In its report, "Refining and marketing -- Asia, Outlook stable on modest EBITDA growth and firm refining margins", Moody's said it expects the fundamental business conditions in the sector to continue over the next 12-18 months and have been stable since October 2014, when Moody's initiated its outlook opinion.
Supply and demand will vary by country, but for the region as a whole, Moody's estimates that Asia's incremental growth in demand for fuel of around 0.7 million barrels per day (bpd) will outpace net refining capacity additions of 0.4 -0.5 million bpd over the next 12-18 months.
At the same time, the bulk of the incremental growth in refining capacity will come from China and Vietnam.

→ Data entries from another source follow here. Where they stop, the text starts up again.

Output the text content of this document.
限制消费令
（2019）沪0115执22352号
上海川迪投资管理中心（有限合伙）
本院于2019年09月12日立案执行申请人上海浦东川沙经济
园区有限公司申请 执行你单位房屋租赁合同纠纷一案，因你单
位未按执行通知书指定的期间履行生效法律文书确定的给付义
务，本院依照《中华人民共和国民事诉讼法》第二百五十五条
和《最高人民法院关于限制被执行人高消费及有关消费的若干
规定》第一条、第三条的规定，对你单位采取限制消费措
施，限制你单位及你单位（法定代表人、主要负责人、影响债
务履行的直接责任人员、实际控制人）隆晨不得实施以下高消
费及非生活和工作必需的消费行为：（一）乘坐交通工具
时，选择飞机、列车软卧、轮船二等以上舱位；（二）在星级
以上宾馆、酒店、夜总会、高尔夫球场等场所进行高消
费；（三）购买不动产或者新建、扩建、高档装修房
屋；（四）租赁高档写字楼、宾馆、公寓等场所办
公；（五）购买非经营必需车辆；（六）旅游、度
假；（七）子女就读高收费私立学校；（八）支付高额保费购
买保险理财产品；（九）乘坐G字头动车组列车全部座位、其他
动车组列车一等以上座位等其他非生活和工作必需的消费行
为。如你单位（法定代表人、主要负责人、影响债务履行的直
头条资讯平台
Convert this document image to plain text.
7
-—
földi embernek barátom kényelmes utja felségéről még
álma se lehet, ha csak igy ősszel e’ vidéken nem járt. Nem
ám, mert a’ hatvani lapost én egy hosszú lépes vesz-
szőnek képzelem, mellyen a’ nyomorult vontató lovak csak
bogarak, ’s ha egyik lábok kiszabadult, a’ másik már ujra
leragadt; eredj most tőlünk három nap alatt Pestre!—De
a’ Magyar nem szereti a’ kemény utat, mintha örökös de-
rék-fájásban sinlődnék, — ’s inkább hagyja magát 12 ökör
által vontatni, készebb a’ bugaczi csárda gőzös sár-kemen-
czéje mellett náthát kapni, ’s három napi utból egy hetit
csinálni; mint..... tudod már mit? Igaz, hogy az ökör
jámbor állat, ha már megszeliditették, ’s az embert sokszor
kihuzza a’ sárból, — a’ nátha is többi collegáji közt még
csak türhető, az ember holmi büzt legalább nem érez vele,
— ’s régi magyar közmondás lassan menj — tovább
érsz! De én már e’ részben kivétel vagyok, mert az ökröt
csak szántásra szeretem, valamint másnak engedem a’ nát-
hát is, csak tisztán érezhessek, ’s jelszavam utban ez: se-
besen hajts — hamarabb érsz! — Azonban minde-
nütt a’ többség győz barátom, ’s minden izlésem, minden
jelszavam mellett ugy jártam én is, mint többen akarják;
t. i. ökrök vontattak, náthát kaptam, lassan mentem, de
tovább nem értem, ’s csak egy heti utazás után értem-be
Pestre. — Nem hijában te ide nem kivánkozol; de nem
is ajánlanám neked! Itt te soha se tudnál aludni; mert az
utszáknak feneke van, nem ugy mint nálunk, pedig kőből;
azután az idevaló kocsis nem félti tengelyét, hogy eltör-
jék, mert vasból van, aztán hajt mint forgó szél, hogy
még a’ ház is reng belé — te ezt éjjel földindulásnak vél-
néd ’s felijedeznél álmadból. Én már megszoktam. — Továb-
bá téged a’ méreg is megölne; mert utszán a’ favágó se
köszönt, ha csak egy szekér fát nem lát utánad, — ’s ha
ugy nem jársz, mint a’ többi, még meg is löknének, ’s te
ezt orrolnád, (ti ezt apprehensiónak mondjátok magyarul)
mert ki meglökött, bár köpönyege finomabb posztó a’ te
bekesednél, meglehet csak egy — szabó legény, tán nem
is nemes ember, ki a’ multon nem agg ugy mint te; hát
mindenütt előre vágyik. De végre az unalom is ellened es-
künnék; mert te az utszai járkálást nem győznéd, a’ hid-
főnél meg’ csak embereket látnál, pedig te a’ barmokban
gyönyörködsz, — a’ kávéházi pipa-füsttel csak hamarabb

"Still, with demand growth surpassing capacity additions over the last five years, Asia is likely to remain a net importer of refined petroleum products over at least the next three years," it said.
Asian refiners, it said, continue to be exposed to the economic slowdown in China, industry cyclicality and geopolitical risks, despite our stable outlook.
"We could change our outlook to negative if net refining capacity additions and increasing refinery output in Asia materially outpace growth in demand, such that our projected EBITDA for the industry declines by more than 10 per cent; or if demand from China and India contracts; or if geopolitical developments materially alter operating conditions," it said.
Moody's said it would consider a positive outlook if regional demand overwhelms capacity additions such that refining margins exceed USD 8 per barrel on a sustained basis, leading to raising the EBITDA-growth forecast above 10 per cent.